The economic calendar can not tell you the future outcome and can not describe the reason for market behavior after the news event. It can be hard to predict data coming out of the European Union, for instance, because it involves 27 different countries, which makes it harder to cover all the releases. On top of that European Central Bank has this habit of releasing important news after the market closes, which offers some traders an opportunity of waiting for the US session to end before even checking if there are any data scheduled.
How do national governments and central banks significant release data?
More than 300 political events are listed on Economic Calendar, including positive and negative announcements that affect currency prices in the forex market. So you only need one or two pieces of information about the country’s country’s public accounts balance, inflation rate, interest rates, or unemployment rates to understand the importance of each event.
Is the best moment to trade just after release or before release?
The best strategy is to trade after the economic event to see market behavior and avoid slippage and uncontrolled volatility in the first minutes. For short-time trades, it is wise to wait 5 minutes, while for a longer time frame, trades at least 1 hour after the news (sometimes wait for daily close before entering into the trade). However, suppose the news is dramatically different than expected and the price is going in your favor. In that case, you should enter as early as possible and put enough broad stop loss to avoid slippage and uncontrolled It’stility.

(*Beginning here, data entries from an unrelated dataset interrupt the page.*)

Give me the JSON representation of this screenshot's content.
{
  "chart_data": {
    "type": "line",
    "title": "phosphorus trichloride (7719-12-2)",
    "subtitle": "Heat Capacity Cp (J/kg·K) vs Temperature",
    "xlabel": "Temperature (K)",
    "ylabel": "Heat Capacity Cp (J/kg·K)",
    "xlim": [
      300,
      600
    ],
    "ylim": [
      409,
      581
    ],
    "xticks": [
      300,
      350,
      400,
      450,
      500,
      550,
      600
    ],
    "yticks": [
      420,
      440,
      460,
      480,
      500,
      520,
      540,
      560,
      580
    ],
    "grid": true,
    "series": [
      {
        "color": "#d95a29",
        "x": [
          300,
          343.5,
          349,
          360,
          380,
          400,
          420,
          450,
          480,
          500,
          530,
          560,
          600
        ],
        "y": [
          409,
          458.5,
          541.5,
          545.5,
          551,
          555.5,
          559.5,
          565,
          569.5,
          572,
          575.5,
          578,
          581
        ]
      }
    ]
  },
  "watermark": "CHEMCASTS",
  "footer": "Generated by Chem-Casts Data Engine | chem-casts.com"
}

It’s important to know that significant announcements are usually published at 8:30 am, 12:30 pm, and 3:30 pm GMT (7:30 am, 11:30 am, and 2:30 pm EST). However, it varies depending on the country. There isn’t any critical data coming out.
Conclusion
Forecasting economic data can be a very profitable exercise as this way; you could gain a few pips from price movement before anyone else does. You should know that some traders try to profit from this information due to its volatility, so it’s not uncommon for financial institutions to offer unique services around these events, including news wires, online FX trading platforms, and others. Many people haven’t found their specific niche in the forex market, so maybe news trading will be the perfect solution for them.